Friday, 16 September 2011

My Art Journals Change with What I Need at the Time

Continuing on with my previous post about how your art journal can have multiple lives, I will carry on with the history of my art journals.

My first official art journal (I did have a previous kind-of art journal, more of a scrapbook of images that I liked - but as I hadn't heard of art journals, I didn't call it an art journal and so I am not counting it) was pretty much trying out the art journal stuff that was on the internet at the time. I think it was a pretty good way to start, as I didn't know what I liked to do or why I was doing it. But I do think it is interesting that I am not overly fond of this first art journal. I look at the pages and often remember the instructions I followed. Maybe this is partly why it doesn't feel intrinsically 'mine'.
My second art journal is the first one that I love. I went much bigger, from an A5 moleskine to an A4 Daler Rowney sketchbook (8" x 6" to 12" x 8"). I knew more where I wanted to go then too. This is what I wrote in my first page:
"I want to do more writing in this art journal, pages of it. And I want to write directly into it. I want it to be more RAW than my previous art journal. Messier, more spontaneous. Sloppier pages, some of them anyway. More of a work journal..."
And it was rawer, messier, less deliberate, unplanned - I rarely followed anyone's ideas for pages or prompts. I drew more. I still occasionally tried a technique that appealed to me, but often I just worked spontaneously. I think during that time I did take a few internet classes. One on making backgrounds, the teacher also gave prompts which I seldom followed. Another on stenciling - that was more exciting. But while I enjoyed stencils for a while, I lost interest as I couldn't spray or paint stencils at my computer desk.
This art journal has some of my favourite pages in it. It also has some of the most awkward and homely pages.
This art journal is the only one where I decorated the cover.


Kel said...

it's interesting that you don't feel ownership of the journal in which someone else provided the prompts, technique ideas etc

there's a few online art tutors who have quite a following, sad thing is, everyone's work ends up looking the same
they all turn themselves inside out trying to create "pretty pages" that look like the tutor's style

what attracted me to your blog in the first place was your willingness to be unique, to 'speak' in your own visual language and not try to emulate somebody else

Seth said...

Fascinating to see how your journals progressed and the pages themselves are sensational.

susan christensen said...

I am enjoying this series about your journals, Zom.
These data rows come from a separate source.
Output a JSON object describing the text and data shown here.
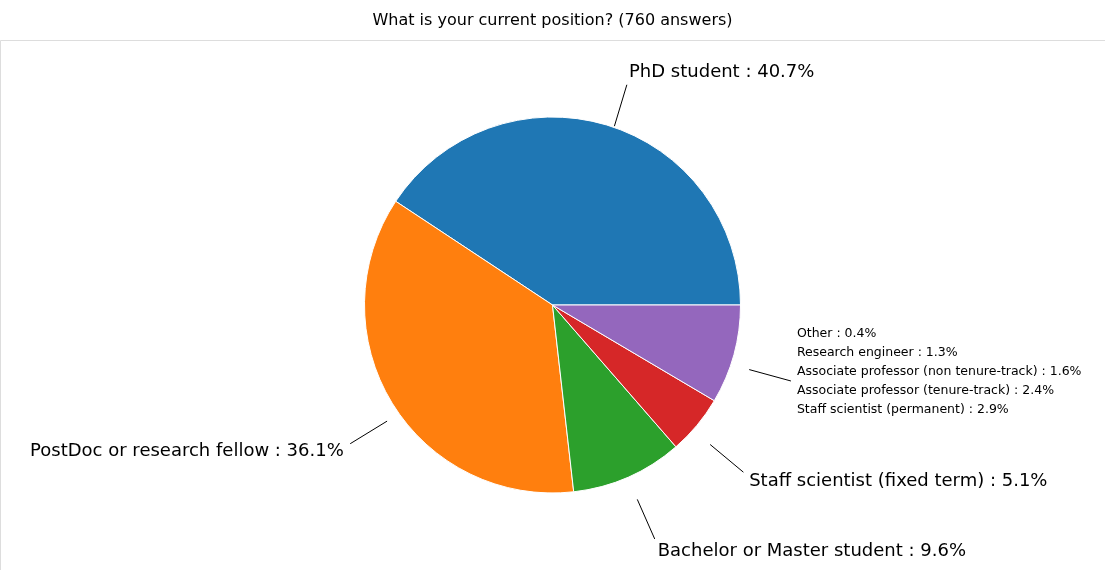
{
  "chart_data": {
    "type": "pie",
    "title": "What is your current position? (760 answers)",
    "categories": [
      "PhD student : 40.7%",
      "PostDoc or research fellow : 36.1%",
      "Bachelor or Master student : 9.6%",
      "Staff scientist (fixed term) : 5.1%",
      null
    ],
    "values": [
      40.7,
      36.1,
      9.6,
      5.1,
      8.5
    ],
    "colors": [
      "#1f77b4",
      "#ff7f0e",
      "#2ca02c",
      "#d62728",
      "#9467bd"
    ],
    "annotations": [
      "Other : 0.4%",
      "Research engineer : 1.3%",
      "Associate professor (non tenure-track) : 1.6%",
      "Associate professor (tenure-track) : 2.4%",
      "Staff scientist (permanent) : 2.9%"
    ]
  }
}
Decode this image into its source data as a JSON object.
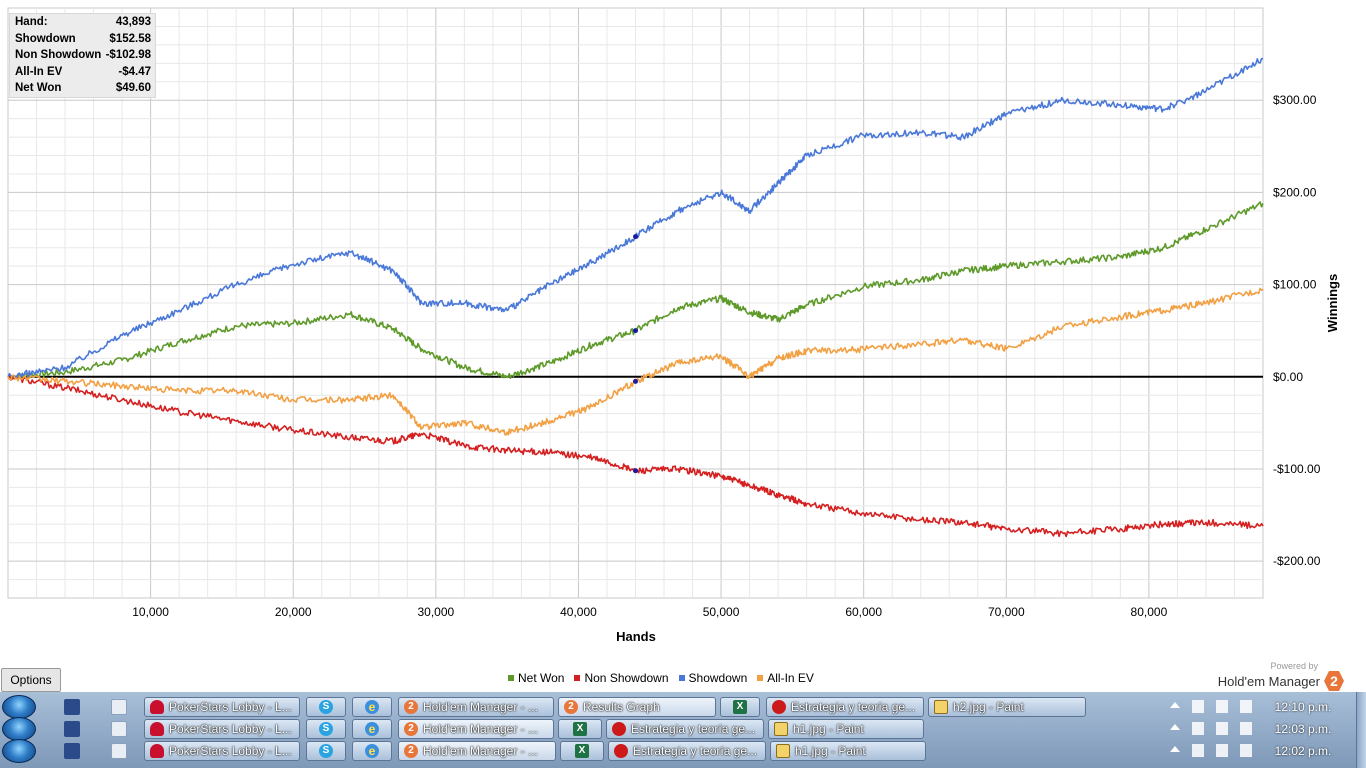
{
  "chart_data": {
    "type": "line",
    "xlabel": "Hands",
    "ylabel": "Winnings",
    "xlim": [
      0,
      88000
    ],
    "ylim": [
      -240,
      400
    ],
    "x_ticks": [
      {
        "value": 10000,
        "label": "10,000"
      },
      {
        "value": 20000,
        "label": "20,000"
      },
      {
        "value": 30000,
        "label": "30,000"
      },
      {
        "value": 40000,
        "label": "40,000"
      },
      {
        "value": 50000,
        "label": "50,000"
      },
      {
        "value": 60000,
        "label": "60,000"
      },
      {
        "value": 70000,
        "label": "70,000"
      },
      {
        "value": 80000,
        "label": "80,000"
      }
    ],
    "y_ticks": [
      {
        "value": 300,
        "label": "$300.00"
      },
      {
        "value": 200,
        "label": "$200.00"
      },
      {
        "value": 100,
        "label": "$100.00"
      },
      {
        "value": 0,
        "label": "$0.00"
      },
      {
        "value": -100,
        "label": "-$100.00"
      },
      {
        "value": -200,
        "label": "-$200.00"
      }
    ],
    "grid": true,
    "legend_position": "bottom",
    "x": [
      0,
      4000,
      8000,
      12000,
      16000,
      20000,
      24000,
      27000,
      29000,
      32000,
      35000,
      38000,
      41000,
      44000,
      47000,
      50000,
      52000,
      54000,
      56000,
      60000,
      64000,
      67000,
      70000,
      74000,
      78000,
      81000,
      84000,
      88000
    ],
    "series": [
      {
        "name": "Net Won",
        "color": "#5e9a2a",
        "values": [
          0,
          5,
          18,
          38,
          55,
          58,
          68,
          52,
          30,
          10,
          0,
          15,
          35,
          50,
          75,
          85,
          70,
          62,
          78,
          98,
          105,
          115,
          120,
          125,
          130,
          140,
          160,
          188
        ]
      },
      {
        "name": "Non Showdown",
        "color": "#d42020",
        "values": [
          0,
          -12,
          -25,
          -38,
          -48,
          -58,
          -66,
          -70,
          -62,
          -75,
          -80,
          -82,
          -88,
          -102,
          -100,
          -108,
          -118,
          -128,
          -138,
          -148,
          -155,
          -158,
          -165,
          -170,
          -165,
          -160,
          -158,
          -162
        ]
      },
      {
        "name": "Showdown",
        "color": "#4a78d8",
        "values": [
          0,
          10,
          45,
          72,
          100,
          122,
          135,
          115,
          80,
          80,
          72,
          100,
          125,
          152,
          180,
          200,
          180,
          210,
          240,
          262,
          265,
          260,
          285,
          300,
          295,
          290,
          310,
          345
        ]
      },
      {
        "name": "All-In EV",
        "color": "#f2a044",
        "values": [
          0,
          -5,
          -10,
          -15,
          -15,
          -25,
          -25,
          -20,
          -55,
          -50,
          -60,
          -48,
          -32,
          -5,
          15,
          22,
          0,
          20,
          28,
          30,
          35,
          40,
          30,
          55,
          65,
          72,
          80,
          95
        ]
      }
    ],
    "markers": [
      {
        "series": "Showdown",
        "x": 44000,
        "y": 152
      },
      {
        "series": "Net Won",
        "x": 44000,
        "y": 50
      },
      {
        "series": "All-In EV",
        "x": 44000,
        "y": -5
      },
      {
        "series": "Non Showdown",
        "x": 44000,
        "y": -102
      }
    ]
  },
  "stats": [
    {
      "label": "Hand:",
      "value": "43,893"
    },
    {
      "label": "Showdown",
      "value": "$152.58"
    },
    {
      "label": "Non Showdown",
      "value": "-$102.98"
    },
    {
      "label": "All-In EV",
      "value": "-$4.47"
    },
    {
      "label": "Net Won",
      "value": "$49.60"
    }
  ],
  "options_label": "Options",
  "legend": [
    "Net Won",
    "Non Showdown",
    "Showdown",
    "All-In EV"
  ],
  "brand": {
    "powered": "Powered by",
    "name": "Hold'em Manager",
    "logo": "2"
  },
  "taskbar": {
    "rows": [
      {
        "clock": "12:10 p.m.",
        "buttons": [
          {
            "label": "PokerStars Lobby - L...",
            "icon": "spade-icon"
          },
          {
            "label": "",
            "icon": "skype-icon"
          },
          {
            "label": "",
            "icon": "ie-icon"
          },
          {
            "label": "Hold'em Manager - ...",
            "icon": "holdem-manager-icon"
          },
          {
            "label": "Results Graph",
            "icon": "holdem-manager-icon"
          },
          {
            "label": "",
            "icon": "excel-icon"
          },
          {
            "label": "Estrategia y teoría ge...",
            "icon": "opera-icon"
          },
          {
            "label": "h2.jpg - Paint",
            "icon": "paint-icon"
          }
        ]
      },
      {
        "clock": "12:03 p.m.",
        "buttons": [
          {
            "label": "PokerStars Lobby - L...",
            "icon": "spade-icon"
          },
          {
            "label": "",
            "icon": "skype-icon"
          },
          {
            "label": "",
            "icon": "ie-icon"
          },
          {
            "label": "Hold'em Manager - ...",
            "icon": "holdem-manager-icon"
          },
          {
            "label": "",
            "icon": "excel-icon"
          },
          {
            "label": "Estrategia y teoría ge...",
            "icon": "opera-icon"
          },
          {
            "label": "h1.jpg - Paint",
            "icon": "paint-icon"
          }
        ]
      },
      {
        "clock": "12:02 p.m.",
        "buttons": [
          {
            "label": "PokerStars Lobby - L...",
            "icon": "spade-icon"
          },
          {
            "label": "",
            "icon": "skype-icon"
          },
          {
            "label": "",
            "icon": "ie-icon"
          },
          {
            "label": "Hold'em Manager - ...",
            "icon": "holdem-manager-icon"
          },
          {
            "label": "",
            "icon": "excel-icon"
          },
          {
            "label": "Estrategia y teoría ge...",
            "icon": "opera-icon"
          },
          {
            "label": "h1.jpg - Paint",
            "icon": "paint-icon"
          }
        ]
      }
    ]
  }
}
Thank you for sharing these beautiful pages. -sus

lilasvb said...

very nice to learn more abput your process

Zom said...

Kel, I think that what is important to me when I teach art journaling is that people find their own voice. Teaching is probably the wrong word, more like leading into the jungle of the self. And of course each 'self' is different.

Thanks Seth

Hi Susan and Valery, so glad you guys are liking it.

Kel said...

in the visual journalling workshops I have taught, my priority is that students find their own 'visual language' and use that towards making meaning - sometimes they resist at first because it's not what they expected - but when the light goes on for them, it's such a joy to have been part of helping someone on their journey of self-discovery

your students are lucky to have you as their teacher

lynne h said...

zom, zom, i love what you do... xoxo

Odd Chick said...

You have the best art journals EVER!!!